I’m not quite sure if that comes from the emigrant syndrome or it comes with age but I can’t help but thinking that I’ve recently become marginally sentimental. Or, it also came to my mind, is it just that innate Polish-ness that draws me to meticulous reorganizing and cleaning up every time Christmas appears on the horizon. This year the phenomenon crept upon me unexpectedly around mid-November and, just in accordance with my recent tendency to minimize the amount of work that I actually do, I’ve been trying hard to introduce some logic to my photo archives.
Unfortunately, every single picture I come across brings some precious memories or bright thoughts, hence all I do is spend time trying to determine when, or where, or under what circumstances, or - most of all - why a certain picture was taken. Why’s appear every time I see myself doing something awfully embarrassing, or wearing clothes that no one else would wear even if that were to mean showing up naked. The biggest WHY of all, though, is the why that appears every time I’m trying to convince myself that I do belong to the family of S. (Slovenian branch, I mean, Elsa and Gaoo are my sisters no matter what).
Ever since Adam’s and later Alek’s arrival to this world I’ve been frantically trying to find some obvious resemblance between my sons and me.

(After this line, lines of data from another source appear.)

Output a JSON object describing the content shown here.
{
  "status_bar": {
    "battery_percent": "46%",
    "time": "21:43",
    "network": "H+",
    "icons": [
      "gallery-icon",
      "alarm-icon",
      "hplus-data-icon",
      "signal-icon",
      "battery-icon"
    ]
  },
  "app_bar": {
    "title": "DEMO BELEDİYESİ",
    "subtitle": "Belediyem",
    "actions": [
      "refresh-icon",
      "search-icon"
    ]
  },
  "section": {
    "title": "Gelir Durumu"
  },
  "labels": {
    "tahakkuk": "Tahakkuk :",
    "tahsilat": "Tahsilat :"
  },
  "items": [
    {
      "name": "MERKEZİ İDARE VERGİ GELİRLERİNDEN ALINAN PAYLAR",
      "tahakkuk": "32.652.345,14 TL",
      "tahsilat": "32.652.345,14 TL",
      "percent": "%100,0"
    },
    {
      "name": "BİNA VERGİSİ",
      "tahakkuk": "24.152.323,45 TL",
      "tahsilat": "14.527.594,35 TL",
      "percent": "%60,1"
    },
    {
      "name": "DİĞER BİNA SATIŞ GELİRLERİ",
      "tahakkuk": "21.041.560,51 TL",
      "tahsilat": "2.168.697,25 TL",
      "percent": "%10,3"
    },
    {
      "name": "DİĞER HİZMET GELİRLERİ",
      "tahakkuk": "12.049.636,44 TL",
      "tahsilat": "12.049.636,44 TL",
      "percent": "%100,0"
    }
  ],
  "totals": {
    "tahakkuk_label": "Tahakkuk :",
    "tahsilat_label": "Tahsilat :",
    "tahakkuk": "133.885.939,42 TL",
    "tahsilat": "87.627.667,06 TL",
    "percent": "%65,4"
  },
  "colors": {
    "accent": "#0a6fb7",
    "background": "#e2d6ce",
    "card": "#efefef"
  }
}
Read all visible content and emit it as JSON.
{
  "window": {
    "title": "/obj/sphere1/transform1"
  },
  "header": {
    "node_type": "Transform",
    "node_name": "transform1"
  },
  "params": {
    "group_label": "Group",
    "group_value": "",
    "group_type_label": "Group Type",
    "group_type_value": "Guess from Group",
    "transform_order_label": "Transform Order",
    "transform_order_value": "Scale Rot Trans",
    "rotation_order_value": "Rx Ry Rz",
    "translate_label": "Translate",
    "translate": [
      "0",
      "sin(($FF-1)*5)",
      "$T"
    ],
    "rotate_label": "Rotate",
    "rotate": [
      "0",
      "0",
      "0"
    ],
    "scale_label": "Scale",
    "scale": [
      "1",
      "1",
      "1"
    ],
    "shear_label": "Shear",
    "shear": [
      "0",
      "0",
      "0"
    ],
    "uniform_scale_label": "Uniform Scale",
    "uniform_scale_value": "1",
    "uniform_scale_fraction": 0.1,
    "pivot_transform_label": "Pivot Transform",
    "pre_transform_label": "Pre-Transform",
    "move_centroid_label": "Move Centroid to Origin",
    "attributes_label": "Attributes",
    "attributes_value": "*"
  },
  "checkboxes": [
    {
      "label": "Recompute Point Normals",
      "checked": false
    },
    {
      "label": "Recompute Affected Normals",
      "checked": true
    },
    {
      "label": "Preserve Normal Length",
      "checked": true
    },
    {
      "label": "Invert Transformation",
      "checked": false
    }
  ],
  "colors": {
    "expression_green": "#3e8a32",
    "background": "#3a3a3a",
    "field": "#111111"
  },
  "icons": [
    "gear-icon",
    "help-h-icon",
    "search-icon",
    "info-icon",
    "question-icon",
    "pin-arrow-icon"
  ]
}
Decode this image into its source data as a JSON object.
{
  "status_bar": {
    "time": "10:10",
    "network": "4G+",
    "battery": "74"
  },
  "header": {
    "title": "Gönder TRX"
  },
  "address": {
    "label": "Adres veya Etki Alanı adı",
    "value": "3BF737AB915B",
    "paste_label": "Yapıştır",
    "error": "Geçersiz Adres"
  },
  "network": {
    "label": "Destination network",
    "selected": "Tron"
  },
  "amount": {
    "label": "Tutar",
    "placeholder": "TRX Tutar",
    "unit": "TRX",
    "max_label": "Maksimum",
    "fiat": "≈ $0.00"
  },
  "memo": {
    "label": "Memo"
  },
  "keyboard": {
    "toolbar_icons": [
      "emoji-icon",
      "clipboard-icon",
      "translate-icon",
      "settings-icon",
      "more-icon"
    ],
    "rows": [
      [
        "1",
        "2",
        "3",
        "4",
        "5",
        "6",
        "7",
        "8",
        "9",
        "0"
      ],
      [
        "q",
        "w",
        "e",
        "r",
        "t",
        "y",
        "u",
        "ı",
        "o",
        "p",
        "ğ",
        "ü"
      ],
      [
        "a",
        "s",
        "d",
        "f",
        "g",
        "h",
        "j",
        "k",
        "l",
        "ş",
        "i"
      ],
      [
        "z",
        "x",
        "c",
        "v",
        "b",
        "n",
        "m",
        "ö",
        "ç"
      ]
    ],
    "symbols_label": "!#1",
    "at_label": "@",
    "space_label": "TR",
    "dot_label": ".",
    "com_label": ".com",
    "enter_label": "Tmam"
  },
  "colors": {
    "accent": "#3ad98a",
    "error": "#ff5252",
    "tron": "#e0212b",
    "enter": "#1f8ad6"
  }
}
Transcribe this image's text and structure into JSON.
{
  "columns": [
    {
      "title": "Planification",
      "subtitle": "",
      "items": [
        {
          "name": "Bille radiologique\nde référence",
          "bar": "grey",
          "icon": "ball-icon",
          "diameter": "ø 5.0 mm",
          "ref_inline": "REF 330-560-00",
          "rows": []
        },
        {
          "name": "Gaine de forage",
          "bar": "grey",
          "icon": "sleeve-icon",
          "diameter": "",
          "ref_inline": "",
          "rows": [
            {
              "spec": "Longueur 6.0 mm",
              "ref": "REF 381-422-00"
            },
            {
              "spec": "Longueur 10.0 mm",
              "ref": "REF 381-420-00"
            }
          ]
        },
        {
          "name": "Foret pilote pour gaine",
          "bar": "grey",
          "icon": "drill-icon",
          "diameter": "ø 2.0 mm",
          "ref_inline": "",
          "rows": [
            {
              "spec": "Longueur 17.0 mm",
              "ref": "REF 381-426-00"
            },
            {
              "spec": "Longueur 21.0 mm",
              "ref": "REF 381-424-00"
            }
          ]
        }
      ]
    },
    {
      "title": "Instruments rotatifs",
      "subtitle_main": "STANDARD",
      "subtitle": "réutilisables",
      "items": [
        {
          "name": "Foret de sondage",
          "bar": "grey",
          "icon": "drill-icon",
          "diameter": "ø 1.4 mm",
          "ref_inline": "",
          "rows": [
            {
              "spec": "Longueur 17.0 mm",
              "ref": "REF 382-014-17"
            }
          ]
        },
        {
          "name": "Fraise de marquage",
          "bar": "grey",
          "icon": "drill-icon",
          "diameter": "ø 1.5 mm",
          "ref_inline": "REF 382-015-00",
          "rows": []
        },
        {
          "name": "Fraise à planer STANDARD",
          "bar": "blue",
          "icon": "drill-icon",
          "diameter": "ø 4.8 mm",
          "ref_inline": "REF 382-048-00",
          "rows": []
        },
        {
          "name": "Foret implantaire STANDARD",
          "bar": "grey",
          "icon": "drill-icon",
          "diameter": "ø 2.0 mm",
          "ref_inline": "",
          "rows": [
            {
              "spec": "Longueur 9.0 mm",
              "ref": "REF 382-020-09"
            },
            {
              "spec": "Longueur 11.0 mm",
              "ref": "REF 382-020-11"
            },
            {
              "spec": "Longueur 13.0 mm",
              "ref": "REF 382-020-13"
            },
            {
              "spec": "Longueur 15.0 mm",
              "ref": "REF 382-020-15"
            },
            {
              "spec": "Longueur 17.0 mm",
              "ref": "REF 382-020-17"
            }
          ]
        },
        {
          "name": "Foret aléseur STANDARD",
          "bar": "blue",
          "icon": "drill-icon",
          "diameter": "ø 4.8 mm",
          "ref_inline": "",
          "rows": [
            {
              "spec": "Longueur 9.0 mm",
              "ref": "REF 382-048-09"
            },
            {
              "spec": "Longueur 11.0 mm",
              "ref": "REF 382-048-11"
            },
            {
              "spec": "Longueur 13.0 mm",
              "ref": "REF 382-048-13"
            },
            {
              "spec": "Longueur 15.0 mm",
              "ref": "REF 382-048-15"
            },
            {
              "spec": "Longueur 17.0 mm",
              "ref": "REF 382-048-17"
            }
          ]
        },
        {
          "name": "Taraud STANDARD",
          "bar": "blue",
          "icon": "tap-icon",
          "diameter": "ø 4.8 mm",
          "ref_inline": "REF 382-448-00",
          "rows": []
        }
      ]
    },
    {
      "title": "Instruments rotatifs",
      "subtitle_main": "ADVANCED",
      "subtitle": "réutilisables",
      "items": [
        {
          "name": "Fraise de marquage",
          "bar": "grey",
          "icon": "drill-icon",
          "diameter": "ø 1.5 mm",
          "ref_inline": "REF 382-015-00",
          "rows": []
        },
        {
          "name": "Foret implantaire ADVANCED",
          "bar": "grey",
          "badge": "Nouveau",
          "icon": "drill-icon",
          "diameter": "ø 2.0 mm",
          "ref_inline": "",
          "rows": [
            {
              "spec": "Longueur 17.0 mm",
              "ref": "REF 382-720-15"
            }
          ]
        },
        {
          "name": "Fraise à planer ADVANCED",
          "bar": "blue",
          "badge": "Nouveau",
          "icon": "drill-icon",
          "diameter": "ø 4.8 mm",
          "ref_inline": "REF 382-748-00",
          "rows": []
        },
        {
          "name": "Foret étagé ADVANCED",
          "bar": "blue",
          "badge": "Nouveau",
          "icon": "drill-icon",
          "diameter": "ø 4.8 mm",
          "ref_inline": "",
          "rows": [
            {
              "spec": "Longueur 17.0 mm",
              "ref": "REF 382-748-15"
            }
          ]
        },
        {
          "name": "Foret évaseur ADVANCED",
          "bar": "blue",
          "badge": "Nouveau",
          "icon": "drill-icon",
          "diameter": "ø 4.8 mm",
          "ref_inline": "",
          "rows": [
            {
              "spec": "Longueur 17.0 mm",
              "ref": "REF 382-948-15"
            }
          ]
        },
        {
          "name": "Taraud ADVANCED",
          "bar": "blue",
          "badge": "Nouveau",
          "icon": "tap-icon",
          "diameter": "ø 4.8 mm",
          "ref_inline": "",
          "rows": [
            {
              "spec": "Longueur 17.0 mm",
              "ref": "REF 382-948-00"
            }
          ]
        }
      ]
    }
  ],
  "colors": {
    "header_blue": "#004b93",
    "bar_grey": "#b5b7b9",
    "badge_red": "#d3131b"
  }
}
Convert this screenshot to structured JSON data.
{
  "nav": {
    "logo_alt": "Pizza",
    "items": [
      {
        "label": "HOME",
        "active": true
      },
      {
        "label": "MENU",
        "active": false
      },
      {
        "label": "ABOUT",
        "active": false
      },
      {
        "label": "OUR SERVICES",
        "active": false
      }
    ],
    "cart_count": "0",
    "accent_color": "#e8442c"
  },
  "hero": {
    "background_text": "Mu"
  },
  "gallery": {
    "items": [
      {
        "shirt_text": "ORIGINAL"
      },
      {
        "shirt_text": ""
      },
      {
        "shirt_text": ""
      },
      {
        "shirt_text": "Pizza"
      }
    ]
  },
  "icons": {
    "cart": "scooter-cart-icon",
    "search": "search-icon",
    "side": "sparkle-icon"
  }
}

And the more I investigate, the more likely it appears that somebody here is trying to make me believe that these kids are mine as watching them on a daily basis I see no traces of me in either of them whatsoever. Duped? I might have been, yet facing the situation as it is, let’s at least make a humble attempt at placing myself within the family. So here’s my way of thinking.
The likeness of the two below is just uncanny, so there is no need to go into any discussion here.
The search for similarities between Adam and me, though, turned out to be more than challenging. Having found nothing or very little (two legs, two arms, one head analogy, mostly) that we have in common presence-wise I can always use JDS’s argument. Yet since I once choose not to believe what people say, I had no other way but to find some highly twisted sophisticated argumentation.
Which, by the way, I arrived at while browsing through our photo archives.
There is a whole set of pictures taken more than thirty years ago by AWB (respec!) with, probably, an old Smiena which constitutes a very vivid memory of my childhood as one of the treasures hidden in the front room cabinet together with family photographs and other stuff whose preciousness can only speak to an average Pole who experienced the eighties there.
So here are the photographs:
Which might seem familiar to those who read the weblog regularly and remind them of another photograph:

Which photograph depicts Aleksander Julian, brother of Adam Horace whose irrefutable affinity with JDS remains undoubted.
Of course I am aware of the fact that brotherhood between the two needs more evidence. So, let’s consider this:
Oh, no! That’s not the same baby seen from two different angles. Adam on the left, Alek on the right, right?
Both at more or less the same age, precious three months.
Thus…
Since Alek does appear to resemble Adam who, in turn, is undoubtedly JDS’s son and, at the same time, there is all evidence that me as a baby and Alek as a baby bear some common traces, I can quite safely assume that there are some elements of me in Adam, right?
Luckily, I can always go beyond physical resemblance and remember the heart-warming fact that Adam’s character, at least, resembles mine. He shows more or less the same amount of misanthropy as I do.
That, though, calls for another post.